Jennifer was a bright girl and young woman — before she had become addicted to drugs she had shown signs of being against drugs (having witnessed her uncle’s demise when she was a child) and of having great promise of achieving her goal of becoming a lawyer. Kaye was a proud parent. And when her daughter began struggling with drug addiction, she was an involved parent, doing everything in her power to help her daughter. This included periods of “tough love” which Kaye writes were harder or her than they were on Jennifer.

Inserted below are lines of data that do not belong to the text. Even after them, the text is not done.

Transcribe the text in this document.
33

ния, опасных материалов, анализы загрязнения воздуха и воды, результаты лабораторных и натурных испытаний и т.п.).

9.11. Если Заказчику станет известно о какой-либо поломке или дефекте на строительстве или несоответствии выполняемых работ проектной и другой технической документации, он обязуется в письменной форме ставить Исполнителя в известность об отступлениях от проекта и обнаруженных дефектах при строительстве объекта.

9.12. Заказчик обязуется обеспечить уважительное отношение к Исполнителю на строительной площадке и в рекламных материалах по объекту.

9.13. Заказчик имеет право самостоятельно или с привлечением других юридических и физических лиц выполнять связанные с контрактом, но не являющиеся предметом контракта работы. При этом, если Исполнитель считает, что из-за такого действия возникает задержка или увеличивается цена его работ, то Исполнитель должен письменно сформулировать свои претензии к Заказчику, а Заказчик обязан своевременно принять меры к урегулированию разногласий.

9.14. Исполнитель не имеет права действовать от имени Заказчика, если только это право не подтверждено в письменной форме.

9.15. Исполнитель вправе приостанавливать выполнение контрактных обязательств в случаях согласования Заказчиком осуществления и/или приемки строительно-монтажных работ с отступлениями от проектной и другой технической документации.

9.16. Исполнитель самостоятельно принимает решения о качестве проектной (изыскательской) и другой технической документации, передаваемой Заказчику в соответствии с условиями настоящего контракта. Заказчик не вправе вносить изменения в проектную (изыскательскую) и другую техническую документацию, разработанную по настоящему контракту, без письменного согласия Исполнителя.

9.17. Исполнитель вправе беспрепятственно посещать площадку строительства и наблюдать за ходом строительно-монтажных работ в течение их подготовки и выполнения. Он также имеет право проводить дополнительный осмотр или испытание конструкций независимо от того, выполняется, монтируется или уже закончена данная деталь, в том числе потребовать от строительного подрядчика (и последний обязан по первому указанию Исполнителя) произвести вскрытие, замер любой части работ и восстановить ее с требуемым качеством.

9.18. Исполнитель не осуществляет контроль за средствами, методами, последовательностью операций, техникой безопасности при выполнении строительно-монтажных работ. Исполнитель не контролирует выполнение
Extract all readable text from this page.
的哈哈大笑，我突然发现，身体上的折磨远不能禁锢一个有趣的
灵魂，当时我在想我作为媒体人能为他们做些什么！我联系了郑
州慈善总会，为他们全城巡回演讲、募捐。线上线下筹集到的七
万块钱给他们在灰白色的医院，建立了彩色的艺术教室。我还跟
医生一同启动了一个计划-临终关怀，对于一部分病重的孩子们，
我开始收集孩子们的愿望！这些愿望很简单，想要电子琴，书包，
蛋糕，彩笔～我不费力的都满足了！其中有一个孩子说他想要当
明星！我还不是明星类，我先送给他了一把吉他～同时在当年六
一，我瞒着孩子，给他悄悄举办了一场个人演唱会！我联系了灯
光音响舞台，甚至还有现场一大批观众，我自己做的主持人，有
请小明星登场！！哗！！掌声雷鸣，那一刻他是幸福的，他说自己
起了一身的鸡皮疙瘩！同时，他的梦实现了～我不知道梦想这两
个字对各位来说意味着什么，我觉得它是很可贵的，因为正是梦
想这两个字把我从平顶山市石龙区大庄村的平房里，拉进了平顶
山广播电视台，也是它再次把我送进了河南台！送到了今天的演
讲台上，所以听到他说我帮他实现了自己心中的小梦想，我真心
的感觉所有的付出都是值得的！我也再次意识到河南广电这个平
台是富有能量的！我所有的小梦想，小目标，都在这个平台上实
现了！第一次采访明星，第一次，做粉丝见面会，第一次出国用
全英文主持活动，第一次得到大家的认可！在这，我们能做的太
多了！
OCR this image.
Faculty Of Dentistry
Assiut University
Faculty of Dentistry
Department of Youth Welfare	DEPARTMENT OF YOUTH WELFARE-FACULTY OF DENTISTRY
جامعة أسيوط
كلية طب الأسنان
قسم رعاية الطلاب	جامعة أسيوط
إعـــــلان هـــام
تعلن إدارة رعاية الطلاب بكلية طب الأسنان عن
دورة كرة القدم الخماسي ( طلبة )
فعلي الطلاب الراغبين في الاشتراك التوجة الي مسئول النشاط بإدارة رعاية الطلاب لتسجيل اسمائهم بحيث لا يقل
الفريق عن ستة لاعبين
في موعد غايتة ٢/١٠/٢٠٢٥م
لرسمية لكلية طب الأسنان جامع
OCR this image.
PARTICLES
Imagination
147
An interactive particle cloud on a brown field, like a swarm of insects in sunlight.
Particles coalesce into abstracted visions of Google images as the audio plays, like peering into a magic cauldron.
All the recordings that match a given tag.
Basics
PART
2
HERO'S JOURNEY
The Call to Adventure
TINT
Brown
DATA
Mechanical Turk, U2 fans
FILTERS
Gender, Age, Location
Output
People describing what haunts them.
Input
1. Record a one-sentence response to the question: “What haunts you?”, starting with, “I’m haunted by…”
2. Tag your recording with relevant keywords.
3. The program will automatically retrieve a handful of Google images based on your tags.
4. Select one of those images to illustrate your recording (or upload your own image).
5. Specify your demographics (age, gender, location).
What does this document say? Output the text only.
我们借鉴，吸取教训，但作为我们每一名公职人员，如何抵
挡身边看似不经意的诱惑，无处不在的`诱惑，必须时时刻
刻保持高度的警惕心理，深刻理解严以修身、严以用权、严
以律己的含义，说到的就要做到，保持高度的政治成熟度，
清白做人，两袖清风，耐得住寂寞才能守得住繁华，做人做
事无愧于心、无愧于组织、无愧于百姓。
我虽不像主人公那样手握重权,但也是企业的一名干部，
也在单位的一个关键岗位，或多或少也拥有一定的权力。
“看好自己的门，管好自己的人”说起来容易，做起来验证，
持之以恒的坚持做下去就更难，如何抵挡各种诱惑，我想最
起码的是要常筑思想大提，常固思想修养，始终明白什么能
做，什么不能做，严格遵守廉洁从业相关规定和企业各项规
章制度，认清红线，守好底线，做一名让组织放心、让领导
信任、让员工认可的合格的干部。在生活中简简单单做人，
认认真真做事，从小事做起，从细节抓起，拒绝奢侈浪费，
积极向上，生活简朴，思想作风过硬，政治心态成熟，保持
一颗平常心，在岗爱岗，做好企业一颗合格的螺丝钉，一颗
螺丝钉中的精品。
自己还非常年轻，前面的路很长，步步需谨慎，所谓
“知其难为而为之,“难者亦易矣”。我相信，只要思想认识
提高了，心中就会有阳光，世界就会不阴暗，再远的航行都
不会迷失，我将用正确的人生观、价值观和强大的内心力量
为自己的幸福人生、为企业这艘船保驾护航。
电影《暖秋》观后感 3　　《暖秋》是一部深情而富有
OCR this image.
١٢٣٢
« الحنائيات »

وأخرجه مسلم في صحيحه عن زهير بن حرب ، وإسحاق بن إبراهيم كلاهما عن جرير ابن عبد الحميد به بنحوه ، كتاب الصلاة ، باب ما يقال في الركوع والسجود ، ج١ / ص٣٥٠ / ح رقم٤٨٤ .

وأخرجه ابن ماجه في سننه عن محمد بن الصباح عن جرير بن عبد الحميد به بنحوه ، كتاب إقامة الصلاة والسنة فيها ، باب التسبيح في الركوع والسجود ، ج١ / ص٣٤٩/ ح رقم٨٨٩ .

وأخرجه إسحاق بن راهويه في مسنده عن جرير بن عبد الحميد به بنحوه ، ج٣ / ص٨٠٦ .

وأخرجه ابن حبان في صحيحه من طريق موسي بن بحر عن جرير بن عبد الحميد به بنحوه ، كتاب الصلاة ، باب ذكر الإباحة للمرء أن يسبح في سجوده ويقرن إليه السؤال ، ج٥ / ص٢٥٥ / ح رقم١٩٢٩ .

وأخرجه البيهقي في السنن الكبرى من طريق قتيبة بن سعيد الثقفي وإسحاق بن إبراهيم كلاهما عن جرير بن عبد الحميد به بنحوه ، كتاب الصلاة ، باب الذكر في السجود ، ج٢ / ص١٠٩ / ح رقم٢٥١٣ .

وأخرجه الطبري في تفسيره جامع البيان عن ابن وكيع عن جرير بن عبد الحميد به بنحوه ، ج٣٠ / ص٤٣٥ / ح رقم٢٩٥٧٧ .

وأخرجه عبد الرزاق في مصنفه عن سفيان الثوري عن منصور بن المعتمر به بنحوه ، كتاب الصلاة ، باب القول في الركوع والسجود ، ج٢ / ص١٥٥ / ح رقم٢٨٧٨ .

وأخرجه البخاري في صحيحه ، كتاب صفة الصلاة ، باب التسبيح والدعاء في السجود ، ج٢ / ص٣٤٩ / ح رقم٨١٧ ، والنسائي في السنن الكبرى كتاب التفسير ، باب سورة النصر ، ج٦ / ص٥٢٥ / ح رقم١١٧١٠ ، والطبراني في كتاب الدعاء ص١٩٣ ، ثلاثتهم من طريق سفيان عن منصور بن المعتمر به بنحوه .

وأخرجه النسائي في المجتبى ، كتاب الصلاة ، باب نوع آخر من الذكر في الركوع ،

This book is compelling. I found myself devouring it in one sitting. It is a necessary read for many. I found myself reflecting on my own misspent youth — something I have always had a fair amount of regret about, although less as I have grown older. I was born in an earlier period than Jennifer and was an adolescent in the seventies when drug use among teenagers (at least in my peer group) was rampant. I always thought of this as a time when drugs were not as addictive and lethal as they would come to be. At that time in my life, I had yet to come out. But it’s possible, that, like many other LGBT teens, I was pushing my feelings down with drugs and alcohol. (Bonnie’s daughter, Jennifer, identified as a lesbian, but her circumstances were different — by the time that she had come out gay rights have already made a fair amount of progress, plus she had a supportive mother despite an unsupportive relationship with her closeted gay father, her mother’s ex-husband.) More than a few of my adolescent peers (who were definitely not gay) did not make it.
The book also reminded me of a friend whose stepson, now in his thirties, who has a history of drug addiction and has been in and out of jail and rehab programs numerous times. Years ago, this friend asked me how I had come through that period of my life. As I recall, my answer was an intricate one. But looking back, I realize that it was the luck of the draw.